Non è una grande esagerazione affermare che l’attuale politica degli Stati Uniti sembra basarsi sulla convinzione che, se solo Israele non costruisse degli appartamenti a Gerusalemme, vi sarebbe la pace. E che, se vi fosse la pace su questo fronte, l’intero Medio Oriente si trasformerebbe in un modello di calma e stabilità. La nozione che un “accordo di pace” possa invece produrre nuove crisi e nuovi problemi non sembra nemmeno presa in considerazione. Nessuno lo vuol sentir dire, e invece è esattamente ciò che avremmo più bisogno di sentire.
Per tornare al concetto di Orwell, questo processo di cambiamento è “a malapena iniziato” e c’è ancora molta strada da fare. Vi saranno corsi e ricorsi. È del tutto immaginabile – specie con le attuali politiche occidentali – che uno o più stati di lingua araba possano cadere sotto regimi estremisti islamisti tali da far sembrare moderate, al confronto, le dittature attuali. È assai probabile che l’Iran riesca a ottenere armi nucleari e queste, quand’anche non venissero mai usate, modificheranno radicalmente gli equilibri strategici nella regione e produrranno un enorme incremento delle attività sovversive e terroristiche nei paesi arabi. Ed è anche probabilmente vero che, nello scorso decennio, sono più gli occidentali che hanno fatto propria l’interpretazione mediorientale della realtà che non il contrario, finendo col considerare gli islamisti come eroici rivoluzionari e i regini tirannici come paladini degli oppressi.
Un coraggioso oppositore siriano mi chiese una volta se pensavo che la democrazia sarebbe preso sorta nel suo paese. Mi sono messo a tossire, giacché lo rispettavo troppo per potergli dire una pietosa bugia. Comprese il mio silenzio e sospirò: “Oh, beh, forse per i miei figli…”

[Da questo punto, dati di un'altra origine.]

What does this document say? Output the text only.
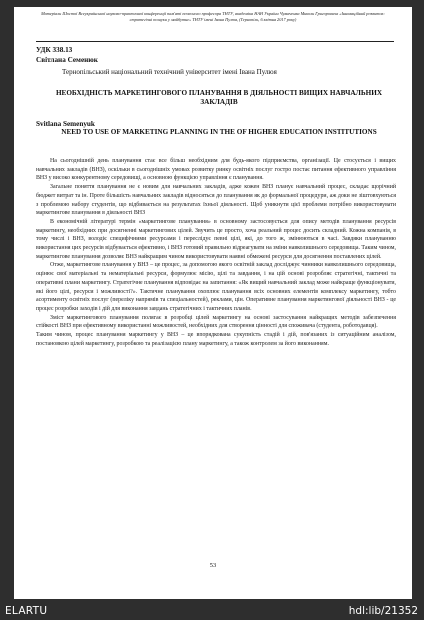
Матеріали Шостої Всеукраїнської науково-практичної конференції пам'яті почесного професора ТНТУ, академіка НАН України Чумаченка Миколи Григоровича «Інноваційний розвиток: стратегічні пошуки у майбутнє» ТНТУ імені Івана Пулюя, (Тернопіль, 6 квітня 2017 року)
УДК 338.13
Світлана Семенюк
Тернопільський національний технічний університет імені Івана Пулюя
НЕОБХІДНІСТЬ МАРКЕТИНГОВОГО ПЛАНУВАННЯ В ДІЯЛЬНОСТІ ВИЩИХ НАВЧАЛЬНИХ ЗАКЛАДІВ
Svitlana Semenyuk
NEED TO USE OF MARKETING PLANNING IN THE OF HIGHER EDUCATION INSTITUTIONS

На сьогоднішній день планування стає все більш необхідним для будь-якого підприємства, організації. Це стосується і вищих навчальних закладів (ВНЗ), оскільки в сьогоднішніх умовах розвитку ринку освітніх послуг гостро постає питання ефективного управління ВНЗ у високо конкурентному середовищі, а основною функцією управління є планування.

Загальне поняття планування не є новим для навчальних закладів, адже кожен ВНЗ планує навчальний процес, складає щорічний бюджет витрат та ін. Проте більшість навчальних закладів відносяться до планування як до формальної процедури, аж доки не зіштовхуються з проблемою набору студентів, що відбивається на результатах їхньої діяльності. Щоб уникнути цієї проблеми потрібно використовувати маркетингове планування в діяльності ВНЗ

В економічній літературі термін «маркетингове планування» в основному застосовується для опису методів планування ресурсів маркетингу, необхідних при досягненні маркетингових цілей. Звучить це просто, хоча реальний процес досить складний. Кожна компанія, в тому числі і ВНЗ, володіє специфічними ресурсами і переслідує певні цілі, які, до того ж, змінюються в часі. Завдяки плануванню використання цих ресурсів відбувається ефективно, і ВНЗ готовий правильно відреагувати на зміни навколишнього середовища. Таким чином, маркетингове планування дозволяє ВНЗ найкращим чином використовувати наявні обмежені ресурси для досягнення поставлених цілей.

Отже, маркетингове планування у ВНЗ – це процес, за допомогою якого освітній заклад досліджує чинники навколишнього середовища, оцінює свої матеріальні та нематеріальні ресурси, формулює місію, цілі та завдання, і на цій основі розробляє стратегічні, тактичні та оперативні плани маркетингу. Стратегічне планування відповідає на запитання: «Як вищий навчальний заклад може найкраще функціонувати, які його цілі, ресурси і можливості?». Тактичне планування охоплює планування всіх основних елементів комплексу маркетингу, тобто асортименту освітніх послуг (переліку напрямів та спеціальностей), реклами, цін. Оперативне планування маркетингової діяльності ВНЗ - це процес розробки заходів і дій для виконання завдань стратегічних і тактичних планів.

Зміст маркетингового планування полягає в розробці цілей маркетингу на основі застосування найкращих методів забезпечення стійкості ВНЗ при ефективному використанні можливостей, необхідних для створення цінності для споживача (студента, роботодавця).

Таким чином, процес планування маркетингу у ВНЗ – це впорядкована сукупність стадій і дій, пов'язаних із ситуаційним аналізом, постановкою цілей маркетингу, розробкою та реалізацією плану маркетингу, а також контролем за його виконанням.

53
ELARTU	hdl:lib/21352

E qui mi sia permesso esprimere un elogio speciale soprattutto, anche se non solo, alle forze democratiche in Turchia, all’opposizione democratica in Iran e in Siria, e a coloro che sognano un Libano libero. Anche per loro verrà l’ora della libertà. Ma non finché trionfano quei tiranni ed estremisti rivoluzionari. Verrà quando su questi le acque si chiuderanno per l’ultima volta. Presumibilmente lo stesso vale per lo stato palestinese. Con gli attuali leader intransigenti, quelli che dietro le quinte occupano i posti di comando, non vi sarà nessuna svolta nei negoziati.
Ciò che importa, in questa valutazione, non è se sia ottimista o pessimista, se ci faccia star bene o male. L’unica misura che conta è se sia vera o meno.
Ma la fine potrà essere davvero alle viste solo quando le masse capiranno che ciò che tanti di loro esaltano come grandezza è, in realtà, l’equivalente sociale dei tempi che essi disprezzano, rappresentati dai tempi della jahiliyya: della schiavitù verso uomini che si sono comportano come faraoni e verso ideologie che sono l’equivalente della barbarie.

(Da: Jerusalem Post, 5.4.10)

Nell’immagine in alto: Il passaggio del Mar Rosso, di Toros Roslin (miniaturista armeno del XIII sec.)